Bush, in his first address to Congress, said, “To create economic growth and opportunity, we must put money back into the hands of the people who buy goods and create jobs.”

Even as cross section of Nigerians have argued that Nigeria is not yet in recession to demand a tax cut and increased government spending, findings reveal that tax cut helps put more money in the hands of more people and further lubricates economic activities.

Mr. Femi Awoyemi, a financial analyst And CEO Proshare Financial Services Company, at the inaugural lecture and commissioning of the Centre for Financial Journalism in Lagos, lent his voice to the calls for the Nigerian government to consider tax cut, to put more money in the hands of more citizens.

As a discussant following Professor Akpan Ekpo’s lecture on the theme:’ the Nigerian economy in distress, policy choices for Buhari’s administration’, Awoyemi also joined the call for economic nationalism policy geared towards infrastructure development.
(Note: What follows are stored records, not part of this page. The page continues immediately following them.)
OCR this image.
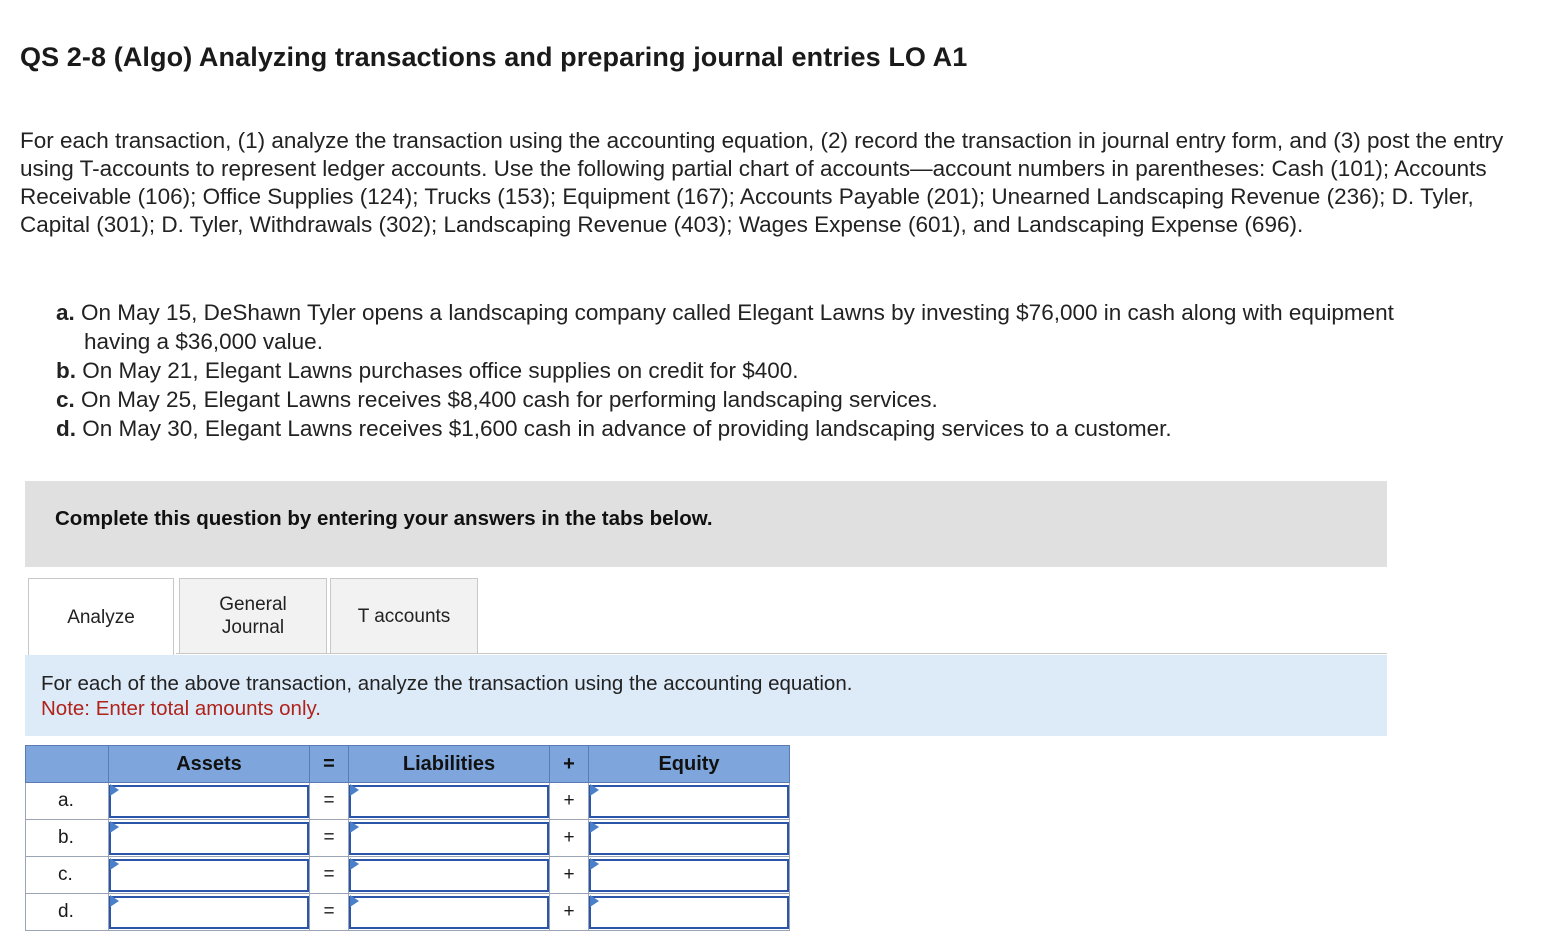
QS 2-8 (Algo) Analyzing transactions and preparing journal entries LO A1
For each transaction, (1) analyze the transaction using the accounting equation, (2) record the transaction in journal entry form, and (3) post the entry using T-accounts to represent ledger accounts. Use the following partial chart of accounts—account numbers in parentheses: Cash (101); Accounts Receivable (106); Office Supplies (124); Trucks (153); Equipment (167); Accounts Payable (201); Unearned Landscaping Revenue (236); D. Tyler, Capital (301); D. Tyler, Withdrawals (302); Landscaping Revenue (403); Wages Expense (601), and Landscaping Expense (696).
a. On May 15, DeShawn Tyler opens a landscaping company called Elegant Lawns by investing $76,000 in cash along with equipment having a $36,000 value.
b. On May 21, Elegant Lawns purchases office supplies on credit for $400.
c. On May 25, Elegant Lawns receives $8,400 cash for performing landscaping services.
d. On May 30, Elegant Lawns receives $1,600 cash in advance of providing landscaping services to a customer.
Complete this question by entering your answers in the tabs below.
Analyze
General Journal
T accounts
For each of the above transaction, analyze the transaction using the accounting equation.
Note: Enter total amounts only.
	Assets	=	Liabilities	+	Equity
a.		=		+	

b.		=		+	

c.		=		+	

d.		=		+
Professor Ekpo is the Director, West African Institute for financial and Economy.

Meanwhile, Awoyemi said that he made the call because the country is in a severe economic situation, and tax cut could proffer remedy for the situation.

He said that the people requires tax cuts because where the citizens are not buoyant or not earning money, they would not be positioned to buy more goods and the produce of companies would be heaped in the warehouse.

He argued that when companies are not making sales from the goods produced , they would not have enough funds to pay salaries or even affect its operations and this may lead to job cuts, or outright closure due to lack of income generation.

‘ the necessary thing to do is that if you reduce the tax, you make it possible for more people to increase their earnings and be prepared to pay tax, in this case, more people will be paying tax.”

He said that it would be better for one million people in the country to be paying N100 tax, with the possibility of growth in the number of tax payers while, than 100,000 people paying N500 tax, with the possibility of decrease in the number of tax payers.

But the FG seemed to be getting climbing its ‘proactive’ ladder.

The government, in its revenue drive to meet its recurrent and capital expenditure, is putting up for sale, critical assets like, the grandiose National Arts Theater, Tafwa Balaewa Square, both in Lagos, among other strategies it has embarked upon lately.

Awoyemi said that what is required is to create a tax paying environment for the un-captured eligible tax payers to be in the data base of tax payers irrespective of how low they pay in tax.

He said that through tax cut, the government would bring more people into the tax payment system, while the existing tax payers will also continue to sustain tax payment, increasing revenue even on lower tax rate.

Wth the government’s commitment to enforcing the new tax policy, it is therefore evident that tax evasion strategies through transfer pricing, non- disclosure of offshore assets , has raised new era of endless nightmare for corporate organisations and wealthy Nigeria’s bent on poor asset disclosure in order to evade payment of commensurable tax.